Clinical trials, for evaluating drugs, require randomisation of patients to active and control groups, comparing the investigational drug with current standard therapy. They also need a large enough sample size to detect a clinically meaningful protective effect. It is necessary to show impact on major clinical outcomes such as recovery time from serious illness or improved survival with lower mortality in the active group. The trials so far have been inconclusive because of small sample sizes, non-event based intermediate outcomes like viral load, variable drug combinations and non-comparable dosage schedules. Larger, more standardised and clinical event based trials are now underway, including the WHO led multi-country trial SOLIDARITY, which evaluates several treatment options. As Louis Pasteur advised his young research fellows, “Keep your enthusiasm, but let strict verification be its constant companion”.

New guidelines talk about home isolation of very mild cases… Can symptoms progressively worsen? In such a case, what does this mean for mortality?
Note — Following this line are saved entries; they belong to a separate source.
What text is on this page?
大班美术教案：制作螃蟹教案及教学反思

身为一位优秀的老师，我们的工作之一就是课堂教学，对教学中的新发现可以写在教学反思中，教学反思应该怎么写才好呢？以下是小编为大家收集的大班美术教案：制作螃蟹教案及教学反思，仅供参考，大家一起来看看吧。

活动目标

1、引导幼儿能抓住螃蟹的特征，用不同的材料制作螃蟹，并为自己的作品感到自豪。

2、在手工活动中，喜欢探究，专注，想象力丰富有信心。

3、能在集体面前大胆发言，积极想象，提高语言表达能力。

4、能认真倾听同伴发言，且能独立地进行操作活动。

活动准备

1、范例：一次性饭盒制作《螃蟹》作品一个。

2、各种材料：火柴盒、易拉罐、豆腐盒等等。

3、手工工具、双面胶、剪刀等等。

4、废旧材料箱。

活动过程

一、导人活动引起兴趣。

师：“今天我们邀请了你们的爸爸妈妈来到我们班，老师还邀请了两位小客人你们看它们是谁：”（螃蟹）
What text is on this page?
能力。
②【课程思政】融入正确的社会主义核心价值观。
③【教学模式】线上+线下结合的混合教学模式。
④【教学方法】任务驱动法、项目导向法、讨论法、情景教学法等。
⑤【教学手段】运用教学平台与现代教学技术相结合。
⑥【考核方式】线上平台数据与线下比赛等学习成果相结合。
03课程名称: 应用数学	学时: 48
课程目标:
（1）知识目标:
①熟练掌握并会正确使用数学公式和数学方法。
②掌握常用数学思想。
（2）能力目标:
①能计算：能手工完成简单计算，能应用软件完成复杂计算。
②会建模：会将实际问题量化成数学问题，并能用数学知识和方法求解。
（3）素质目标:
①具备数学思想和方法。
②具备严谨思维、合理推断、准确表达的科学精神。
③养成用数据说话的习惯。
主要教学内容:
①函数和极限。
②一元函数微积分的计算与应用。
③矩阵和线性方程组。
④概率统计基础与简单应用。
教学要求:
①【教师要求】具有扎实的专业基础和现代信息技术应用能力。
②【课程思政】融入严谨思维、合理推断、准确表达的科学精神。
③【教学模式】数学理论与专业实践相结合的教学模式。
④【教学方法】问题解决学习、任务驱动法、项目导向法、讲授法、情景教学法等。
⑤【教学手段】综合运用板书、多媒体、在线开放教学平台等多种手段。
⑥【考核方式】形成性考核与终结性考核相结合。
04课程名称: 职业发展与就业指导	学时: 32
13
There is at present no evidence-based specific treatment for Covid-19. The care is supportive, and is based on the clinical severity of the disease. Many of the infected persons have no symptoms or mild symptoms. They can be managed well at home. Primary healthcare teams should regularly visit the homes to provide advice. Now that tele-consultations are permitted, medical advice can be obtained even by phone. If the condition worsens, the person can be transferred to a nearby designated hospital. Home-care for mildly symptomatic cases will also create space for the more serious patients and reduce the pressure on the healthcare providers. That may, in fact, save more lives by enabling better and more focused care for serious patients. Please also note that hospitals are also places where patients can catch other infections, called nosocomial infections. Serious patients have to be in hospitals for care and protection, but why should mildly symptomatic persons subject themselves to that risk?

The govt has directed hospitals not to ask every patient to get tested for Covid 19 before offering treatment. Given the spectrum of symptoms now associated with SARS-CoV-2 infection, and the shortage of proper PPE for healthcare workers, what, in your opinion, could be the best recourse?
Under ideal circumstances, we should know the viral status of every patient. However, that is not possible for reasons that go beyond the availability of testing kits. An RT-PCR test takes several hours for the result to be available. We cannot make a patient who comes with a non-Covid-19 problem wait till that result is available. Also, the fact that a patient who tests negative today can get infected two days later does not provide a non-Covid warranty for the revisit a few days later. We have to screen for Covid-19 symptoms, fever and history of close contact when a person first registers at the outpatient service, like was done at airports. Those who do not pass that screening may be tested. Even sample collection for antigen testing requires PPE for the tester. So, the shortage of PPEs is not an argument for mass screening of all non-Covid-19 patients seeking healthcare.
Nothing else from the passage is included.